Groupon. The fastest growing company ever.
In my TECHNOLOGY RANKINGS, Groupon scores a stellar '30'. That pretty much assures long-term success (at least during this decade of the smartphone wars).
Not that Groupon needs my affirmation. The company hit the sweet spot of business model meets instant tipping point of technology and need and desire and capability. So much so that probably the biggest effort facing Groupon now is building thesmelves fast enough to hold off all the counterfeiters.
Forbes profiles the company that is leveraging the real-time social mobile web as well as just about anybody:
Unlike so many dot-com rockets, Groupon is a real business.
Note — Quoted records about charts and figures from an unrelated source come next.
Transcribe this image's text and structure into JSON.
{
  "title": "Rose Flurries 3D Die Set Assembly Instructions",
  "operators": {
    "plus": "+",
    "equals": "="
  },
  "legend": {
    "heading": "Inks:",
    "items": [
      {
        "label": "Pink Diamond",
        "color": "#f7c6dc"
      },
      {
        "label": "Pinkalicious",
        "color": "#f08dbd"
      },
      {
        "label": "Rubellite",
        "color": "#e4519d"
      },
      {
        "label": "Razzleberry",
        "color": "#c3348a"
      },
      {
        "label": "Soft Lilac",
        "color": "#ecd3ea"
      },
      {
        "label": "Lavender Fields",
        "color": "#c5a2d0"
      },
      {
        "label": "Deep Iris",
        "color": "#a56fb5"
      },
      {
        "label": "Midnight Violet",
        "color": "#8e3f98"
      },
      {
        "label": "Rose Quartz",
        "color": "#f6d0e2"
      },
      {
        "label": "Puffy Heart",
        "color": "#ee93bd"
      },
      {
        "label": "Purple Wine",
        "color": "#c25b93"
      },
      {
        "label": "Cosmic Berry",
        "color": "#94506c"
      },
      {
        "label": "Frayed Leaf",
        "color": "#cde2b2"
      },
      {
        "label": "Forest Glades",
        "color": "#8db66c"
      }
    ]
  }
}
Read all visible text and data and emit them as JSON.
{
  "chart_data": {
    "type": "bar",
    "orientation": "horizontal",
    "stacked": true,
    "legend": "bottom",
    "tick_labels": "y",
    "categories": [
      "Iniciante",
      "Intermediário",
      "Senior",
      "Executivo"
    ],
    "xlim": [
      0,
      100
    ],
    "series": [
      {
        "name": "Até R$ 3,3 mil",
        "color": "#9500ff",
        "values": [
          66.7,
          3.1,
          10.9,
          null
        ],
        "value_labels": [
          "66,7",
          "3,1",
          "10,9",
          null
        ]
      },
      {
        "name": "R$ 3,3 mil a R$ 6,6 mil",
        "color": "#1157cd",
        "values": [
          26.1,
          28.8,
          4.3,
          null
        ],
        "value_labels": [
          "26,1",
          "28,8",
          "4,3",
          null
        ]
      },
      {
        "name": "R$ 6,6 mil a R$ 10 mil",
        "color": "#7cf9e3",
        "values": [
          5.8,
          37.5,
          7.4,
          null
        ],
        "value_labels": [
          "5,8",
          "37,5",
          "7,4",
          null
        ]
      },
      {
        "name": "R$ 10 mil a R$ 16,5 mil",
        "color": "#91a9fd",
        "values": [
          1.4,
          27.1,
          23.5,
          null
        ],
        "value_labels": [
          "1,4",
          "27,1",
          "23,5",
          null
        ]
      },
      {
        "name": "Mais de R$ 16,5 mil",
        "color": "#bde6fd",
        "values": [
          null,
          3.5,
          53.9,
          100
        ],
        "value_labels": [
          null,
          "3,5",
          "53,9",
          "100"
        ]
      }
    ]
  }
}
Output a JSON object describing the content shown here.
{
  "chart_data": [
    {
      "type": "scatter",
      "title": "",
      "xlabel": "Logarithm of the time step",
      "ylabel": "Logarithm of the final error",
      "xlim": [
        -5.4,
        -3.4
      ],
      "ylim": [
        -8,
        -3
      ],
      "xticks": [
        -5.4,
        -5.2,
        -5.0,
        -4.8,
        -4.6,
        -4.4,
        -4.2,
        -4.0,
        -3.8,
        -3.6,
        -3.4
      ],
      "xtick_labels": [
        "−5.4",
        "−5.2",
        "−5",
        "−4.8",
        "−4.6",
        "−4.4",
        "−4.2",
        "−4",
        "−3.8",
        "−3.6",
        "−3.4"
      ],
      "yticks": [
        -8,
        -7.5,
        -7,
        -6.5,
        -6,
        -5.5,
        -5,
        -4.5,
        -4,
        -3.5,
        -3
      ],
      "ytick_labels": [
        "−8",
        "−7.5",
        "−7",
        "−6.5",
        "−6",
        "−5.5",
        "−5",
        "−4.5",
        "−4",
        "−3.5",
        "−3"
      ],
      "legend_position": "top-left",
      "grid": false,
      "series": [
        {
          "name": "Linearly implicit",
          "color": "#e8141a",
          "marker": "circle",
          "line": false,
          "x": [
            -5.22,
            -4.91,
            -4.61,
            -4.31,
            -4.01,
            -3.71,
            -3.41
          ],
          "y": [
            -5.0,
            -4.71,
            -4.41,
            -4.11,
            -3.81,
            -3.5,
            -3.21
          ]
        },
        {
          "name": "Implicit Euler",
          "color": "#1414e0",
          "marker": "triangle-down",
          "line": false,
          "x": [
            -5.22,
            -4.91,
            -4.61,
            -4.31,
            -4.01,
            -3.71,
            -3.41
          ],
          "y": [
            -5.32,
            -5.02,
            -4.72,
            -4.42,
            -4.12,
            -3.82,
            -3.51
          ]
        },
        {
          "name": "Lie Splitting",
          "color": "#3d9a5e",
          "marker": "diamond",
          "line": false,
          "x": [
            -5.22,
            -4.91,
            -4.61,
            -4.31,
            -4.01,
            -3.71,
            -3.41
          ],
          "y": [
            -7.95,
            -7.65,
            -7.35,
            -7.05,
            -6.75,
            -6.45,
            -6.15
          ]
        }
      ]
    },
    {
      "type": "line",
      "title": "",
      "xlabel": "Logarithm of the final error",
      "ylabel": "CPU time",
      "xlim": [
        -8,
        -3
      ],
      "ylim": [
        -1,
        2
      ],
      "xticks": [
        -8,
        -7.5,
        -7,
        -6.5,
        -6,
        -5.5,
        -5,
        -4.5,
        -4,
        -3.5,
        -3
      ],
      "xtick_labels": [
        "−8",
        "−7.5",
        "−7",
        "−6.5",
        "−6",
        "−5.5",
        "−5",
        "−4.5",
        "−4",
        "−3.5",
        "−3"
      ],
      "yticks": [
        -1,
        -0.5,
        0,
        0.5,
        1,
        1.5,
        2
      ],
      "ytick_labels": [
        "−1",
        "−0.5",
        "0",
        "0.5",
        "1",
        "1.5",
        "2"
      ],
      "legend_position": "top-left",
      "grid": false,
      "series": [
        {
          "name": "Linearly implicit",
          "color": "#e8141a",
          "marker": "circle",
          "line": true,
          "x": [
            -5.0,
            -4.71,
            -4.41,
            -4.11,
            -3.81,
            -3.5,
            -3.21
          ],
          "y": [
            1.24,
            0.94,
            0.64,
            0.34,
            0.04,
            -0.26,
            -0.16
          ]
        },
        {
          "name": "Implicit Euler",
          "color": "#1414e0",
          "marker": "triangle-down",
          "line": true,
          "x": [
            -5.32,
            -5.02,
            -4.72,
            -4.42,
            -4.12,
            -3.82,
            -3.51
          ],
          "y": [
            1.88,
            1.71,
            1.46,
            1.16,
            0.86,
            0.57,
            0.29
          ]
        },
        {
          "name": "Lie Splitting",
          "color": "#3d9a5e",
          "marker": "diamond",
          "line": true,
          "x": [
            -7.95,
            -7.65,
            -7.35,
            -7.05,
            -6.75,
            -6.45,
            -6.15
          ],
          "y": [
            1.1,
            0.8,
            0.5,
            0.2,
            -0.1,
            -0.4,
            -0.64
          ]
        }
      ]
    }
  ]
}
Occupying 85,000 square feet inside a rehabbed eight-story former Montgomery Ward warehouse in Chicago's River North neighborhood, the company is on track to pass $500 million in revenue this year, according to a report Morgan Stanley ( MS - news - people ) put together to win some underwriting business. No technology stalwart--including Ebay, Amazon.com ( AMZN - news - people ), Yahoo ( YHOO - news - people ), AOL and Google--grew that big that fast. At just 17 months old this April Groupon boasted a $1.35 billion valuation when it raised $135 million, the biggest chunk of it from Digital Sky Technologies, the curious Moscow investment fund behind Facebook and Zynga. (Mason will not disclose his stake, which he says is less than 50%.) The only company to reach a $1 billion valuation faster was YouTube (now part of Google), founded in 2005 and still waiting to turn its first profit. Groupon broke into the black just seven months after inception.
*Note: I'm considering abandoning my Technology Rankings and just basing the future success of a technology company based on whether or not some unnamed Russian oligarch is an early major investor. Opulence? I has it.